Не выживет, подумал он, на этот раз не выживет, слишком плох.

Запах паровозной гари стал невыносимым, потому что поезд шел на подъем и мимо окна неслась широкая полоса черно-желтого дыма, разделяющаяся на рваные хвосты в жарком дневном воздухе. Выеденные до зелени арбузные и дынные корки лежали на газете, постеленной поверх железнодорожной салфетки на столик, и зелень их была вся в зубных выемках. Изломанные конструкции куриных тонких костей громоздились, как уцелевшие при пожаре стропила. От одного края столика к другому, упираясь в невысокие металлические борта под салфеткой, каталась заткнутая серой резиновой пробкой баночка от пенициллина с косо стекающей внутри солью. Отец спал на верхней полке, закинув за голову голые руки с толстыми жилами, и ветер из окна шевелил волосы у него под мышками, а натянутая лямка голубой майки вздрагивала под этим ветром.
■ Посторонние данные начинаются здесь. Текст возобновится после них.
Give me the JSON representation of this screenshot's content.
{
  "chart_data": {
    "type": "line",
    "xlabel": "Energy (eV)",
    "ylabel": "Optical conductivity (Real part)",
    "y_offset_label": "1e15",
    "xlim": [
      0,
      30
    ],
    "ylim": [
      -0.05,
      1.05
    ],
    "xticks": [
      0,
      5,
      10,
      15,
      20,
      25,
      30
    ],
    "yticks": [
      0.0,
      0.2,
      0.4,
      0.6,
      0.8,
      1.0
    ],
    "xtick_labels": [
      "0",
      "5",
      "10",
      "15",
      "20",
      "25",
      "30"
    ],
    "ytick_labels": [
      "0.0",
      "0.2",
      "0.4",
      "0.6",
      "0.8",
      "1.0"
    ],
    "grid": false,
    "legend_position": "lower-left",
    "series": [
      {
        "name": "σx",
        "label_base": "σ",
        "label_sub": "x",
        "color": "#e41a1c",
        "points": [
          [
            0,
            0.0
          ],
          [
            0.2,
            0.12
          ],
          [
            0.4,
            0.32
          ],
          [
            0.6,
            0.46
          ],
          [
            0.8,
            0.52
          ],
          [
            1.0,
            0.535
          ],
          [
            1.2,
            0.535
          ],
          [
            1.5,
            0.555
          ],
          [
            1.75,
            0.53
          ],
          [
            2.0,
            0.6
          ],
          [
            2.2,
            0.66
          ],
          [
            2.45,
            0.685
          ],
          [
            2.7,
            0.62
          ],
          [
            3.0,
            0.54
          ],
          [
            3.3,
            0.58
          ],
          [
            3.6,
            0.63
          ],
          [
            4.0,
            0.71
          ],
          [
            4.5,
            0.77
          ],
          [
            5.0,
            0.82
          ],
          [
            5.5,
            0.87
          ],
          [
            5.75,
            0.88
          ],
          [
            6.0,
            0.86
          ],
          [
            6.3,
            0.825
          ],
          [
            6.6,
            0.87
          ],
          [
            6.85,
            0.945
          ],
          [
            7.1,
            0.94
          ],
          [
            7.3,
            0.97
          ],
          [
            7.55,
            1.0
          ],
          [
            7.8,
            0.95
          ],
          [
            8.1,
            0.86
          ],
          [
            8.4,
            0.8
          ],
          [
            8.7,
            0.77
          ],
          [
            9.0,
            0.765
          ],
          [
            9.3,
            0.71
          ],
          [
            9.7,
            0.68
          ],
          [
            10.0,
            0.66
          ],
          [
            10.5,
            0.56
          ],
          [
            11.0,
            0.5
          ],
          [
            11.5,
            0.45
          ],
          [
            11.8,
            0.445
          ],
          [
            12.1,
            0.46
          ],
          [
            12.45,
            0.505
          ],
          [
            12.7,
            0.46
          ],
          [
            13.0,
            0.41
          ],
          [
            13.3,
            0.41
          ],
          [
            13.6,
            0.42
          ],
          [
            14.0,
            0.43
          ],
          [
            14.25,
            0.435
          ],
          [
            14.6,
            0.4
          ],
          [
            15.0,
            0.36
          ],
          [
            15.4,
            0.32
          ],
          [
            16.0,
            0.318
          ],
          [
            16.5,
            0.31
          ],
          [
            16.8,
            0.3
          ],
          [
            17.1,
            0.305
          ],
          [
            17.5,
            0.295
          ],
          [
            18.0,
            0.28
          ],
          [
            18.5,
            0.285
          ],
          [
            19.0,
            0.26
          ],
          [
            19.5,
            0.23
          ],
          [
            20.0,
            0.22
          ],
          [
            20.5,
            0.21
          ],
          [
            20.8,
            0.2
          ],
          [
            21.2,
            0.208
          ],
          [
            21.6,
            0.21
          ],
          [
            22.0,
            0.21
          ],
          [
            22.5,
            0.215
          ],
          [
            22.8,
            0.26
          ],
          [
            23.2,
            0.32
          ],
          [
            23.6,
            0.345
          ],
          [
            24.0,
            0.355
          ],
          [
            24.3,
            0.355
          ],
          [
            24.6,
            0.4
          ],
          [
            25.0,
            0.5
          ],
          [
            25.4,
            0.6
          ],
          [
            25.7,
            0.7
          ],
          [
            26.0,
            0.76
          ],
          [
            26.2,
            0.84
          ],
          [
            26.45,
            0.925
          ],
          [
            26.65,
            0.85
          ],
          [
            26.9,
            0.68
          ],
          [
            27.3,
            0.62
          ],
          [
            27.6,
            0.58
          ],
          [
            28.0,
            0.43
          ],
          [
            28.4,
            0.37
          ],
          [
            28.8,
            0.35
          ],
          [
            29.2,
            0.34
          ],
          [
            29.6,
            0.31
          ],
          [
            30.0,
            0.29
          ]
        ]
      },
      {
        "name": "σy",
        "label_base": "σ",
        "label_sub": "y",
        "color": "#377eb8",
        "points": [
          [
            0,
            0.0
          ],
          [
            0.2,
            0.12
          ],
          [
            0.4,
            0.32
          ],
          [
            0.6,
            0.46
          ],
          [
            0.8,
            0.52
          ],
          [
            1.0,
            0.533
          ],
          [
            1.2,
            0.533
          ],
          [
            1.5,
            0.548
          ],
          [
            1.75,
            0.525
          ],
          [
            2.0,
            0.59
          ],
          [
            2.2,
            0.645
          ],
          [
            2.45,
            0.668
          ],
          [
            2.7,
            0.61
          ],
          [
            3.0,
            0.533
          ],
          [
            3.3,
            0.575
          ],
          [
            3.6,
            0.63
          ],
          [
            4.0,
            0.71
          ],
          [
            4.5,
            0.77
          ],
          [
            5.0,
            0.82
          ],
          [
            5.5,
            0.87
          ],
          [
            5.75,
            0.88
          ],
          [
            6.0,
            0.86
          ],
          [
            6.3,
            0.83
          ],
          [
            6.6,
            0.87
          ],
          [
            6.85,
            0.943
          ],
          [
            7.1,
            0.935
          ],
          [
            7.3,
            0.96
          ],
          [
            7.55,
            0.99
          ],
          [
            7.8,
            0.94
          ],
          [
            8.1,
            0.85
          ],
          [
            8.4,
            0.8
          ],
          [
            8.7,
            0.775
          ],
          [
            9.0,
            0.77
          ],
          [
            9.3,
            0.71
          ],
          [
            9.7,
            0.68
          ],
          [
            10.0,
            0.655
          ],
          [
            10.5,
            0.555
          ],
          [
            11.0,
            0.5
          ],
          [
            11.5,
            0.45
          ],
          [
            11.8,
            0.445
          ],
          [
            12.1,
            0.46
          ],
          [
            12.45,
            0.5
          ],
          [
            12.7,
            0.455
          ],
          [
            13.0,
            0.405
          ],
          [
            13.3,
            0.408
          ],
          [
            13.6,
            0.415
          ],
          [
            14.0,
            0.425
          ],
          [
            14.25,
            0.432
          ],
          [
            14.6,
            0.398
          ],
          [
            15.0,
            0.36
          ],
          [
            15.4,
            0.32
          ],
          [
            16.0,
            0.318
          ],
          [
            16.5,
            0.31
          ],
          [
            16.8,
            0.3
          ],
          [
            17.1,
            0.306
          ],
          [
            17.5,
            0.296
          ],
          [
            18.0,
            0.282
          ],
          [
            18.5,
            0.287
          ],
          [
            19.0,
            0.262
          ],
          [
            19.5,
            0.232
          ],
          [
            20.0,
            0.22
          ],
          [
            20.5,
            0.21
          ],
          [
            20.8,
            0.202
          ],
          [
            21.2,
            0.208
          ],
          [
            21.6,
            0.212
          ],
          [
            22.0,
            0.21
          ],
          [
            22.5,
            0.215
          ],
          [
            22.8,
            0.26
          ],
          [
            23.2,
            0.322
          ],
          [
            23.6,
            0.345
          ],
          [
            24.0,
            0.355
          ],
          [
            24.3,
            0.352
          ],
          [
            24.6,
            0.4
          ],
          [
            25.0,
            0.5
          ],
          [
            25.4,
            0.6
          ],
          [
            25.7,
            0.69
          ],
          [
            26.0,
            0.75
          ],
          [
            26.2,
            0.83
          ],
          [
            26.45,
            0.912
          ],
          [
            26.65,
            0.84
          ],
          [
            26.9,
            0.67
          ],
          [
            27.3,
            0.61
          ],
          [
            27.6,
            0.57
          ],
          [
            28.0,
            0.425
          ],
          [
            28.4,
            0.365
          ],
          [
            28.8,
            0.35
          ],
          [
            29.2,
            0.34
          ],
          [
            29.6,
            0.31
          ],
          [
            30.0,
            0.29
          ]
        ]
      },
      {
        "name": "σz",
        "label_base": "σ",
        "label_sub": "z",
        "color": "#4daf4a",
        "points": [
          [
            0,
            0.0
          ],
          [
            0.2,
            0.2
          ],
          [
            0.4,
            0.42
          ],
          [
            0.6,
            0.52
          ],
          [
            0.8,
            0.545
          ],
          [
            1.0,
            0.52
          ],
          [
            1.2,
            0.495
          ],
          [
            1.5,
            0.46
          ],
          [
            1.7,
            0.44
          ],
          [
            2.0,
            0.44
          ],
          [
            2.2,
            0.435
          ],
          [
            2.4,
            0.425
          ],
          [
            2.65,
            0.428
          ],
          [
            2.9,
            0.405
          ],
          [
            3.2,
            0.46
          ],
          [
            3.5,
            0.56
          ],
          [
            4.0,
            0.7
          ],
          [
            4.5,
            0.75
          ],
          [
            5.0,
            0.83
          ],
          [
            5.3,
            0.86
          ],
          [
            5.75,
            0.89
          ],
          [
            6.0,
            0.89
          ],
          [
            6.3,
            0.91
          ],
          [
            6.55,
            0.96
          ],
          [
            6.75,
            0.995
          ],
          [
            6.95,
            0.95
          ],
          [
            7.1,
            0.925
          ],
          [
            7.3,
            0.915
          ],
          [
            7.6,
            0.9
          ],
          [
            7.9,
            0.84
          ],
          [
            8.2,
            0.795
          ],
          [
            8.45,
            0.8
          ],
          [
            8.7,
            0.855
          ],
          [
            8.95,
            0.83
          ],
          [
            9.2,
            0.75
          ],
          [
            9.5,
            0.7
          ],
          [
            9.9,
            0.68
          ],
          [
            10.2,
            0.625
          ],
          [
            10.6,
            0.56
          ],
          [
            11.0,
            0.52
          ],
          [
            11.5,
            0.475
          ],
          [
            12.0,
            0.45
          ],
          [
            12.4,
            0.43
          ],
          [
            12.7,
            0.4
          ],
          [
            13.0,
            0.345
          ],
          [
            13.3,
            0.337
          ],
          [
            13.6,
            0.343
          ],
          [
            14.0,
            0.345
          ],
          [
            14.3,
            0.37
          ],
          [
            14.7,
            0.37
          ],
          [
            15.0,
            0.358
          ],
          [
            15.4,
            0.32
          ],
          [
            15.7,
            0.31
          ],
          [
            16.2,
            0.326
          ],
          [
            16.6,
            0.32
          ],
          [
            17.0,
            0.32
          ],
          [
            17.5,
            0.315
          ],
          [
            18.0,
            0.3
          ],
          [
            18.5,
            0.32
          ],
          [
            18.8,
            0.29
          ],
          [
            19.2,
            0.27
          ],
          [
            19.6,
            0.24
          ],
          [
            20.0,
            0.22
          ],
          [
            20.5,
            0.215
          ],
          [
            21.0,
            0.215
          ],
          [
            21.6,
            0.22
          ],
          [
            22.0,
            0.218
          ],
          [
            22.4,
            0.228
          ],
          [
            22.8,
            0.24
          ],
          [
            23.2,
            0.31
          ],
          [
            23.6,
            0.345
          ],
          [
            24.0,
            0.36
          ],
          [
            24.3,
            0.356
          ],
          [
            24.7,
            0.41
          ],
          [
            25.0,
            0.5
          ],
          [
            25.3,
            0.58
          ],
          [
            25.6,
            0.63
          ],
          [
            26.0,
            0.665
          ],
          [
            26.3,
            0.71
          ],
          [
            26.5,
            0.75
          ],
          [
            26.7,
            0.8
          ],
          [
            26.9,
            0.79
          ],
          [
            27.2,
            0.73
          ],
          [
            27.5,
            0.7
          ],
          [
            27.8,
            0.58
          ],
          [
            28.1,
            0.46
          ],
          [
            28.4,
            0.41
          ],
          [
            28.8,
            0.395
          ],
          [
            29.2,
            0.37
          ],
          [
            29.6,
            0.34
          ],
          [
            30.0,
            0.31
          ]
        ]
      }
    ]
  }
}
Ему стало ясно, что после похорон отца уже больше никогда не увидишь, и он стал внимательно и запоминая рассматривать лицо старика, но это уже было почти неузнаваемое лицо, за две недели последней болезни отец еще больше похудел, а пятна зеленки на лбу и щеках мешали увидеть то, что осталось неизменившимся.

Потом собрались идти в парк за Домом офицеров.

Снова он мучался обычными сожалениями: наговорил кучу ненужной ерунды, эти откровенные рассказы о себе оставили, как всегда, отвратительный осадок, он ловил снисходительные взгляды и понимал, что они правы, – над такими болтунами, которые готовы поделиться с кем угодно своими переживаниями, все справедливо посмеиваются. Тем более что никому такие признания не нужны, у каждого есть что рассказать свое, но ведь сдерживаются.

И жена, стоя у постели и глядя на него сверху вниз, сказала, что лучше бы он, чем идти с кем попало – только позовут пить, собирался, потому что времени уже осталось совсем мало. Ему пришлось бежать.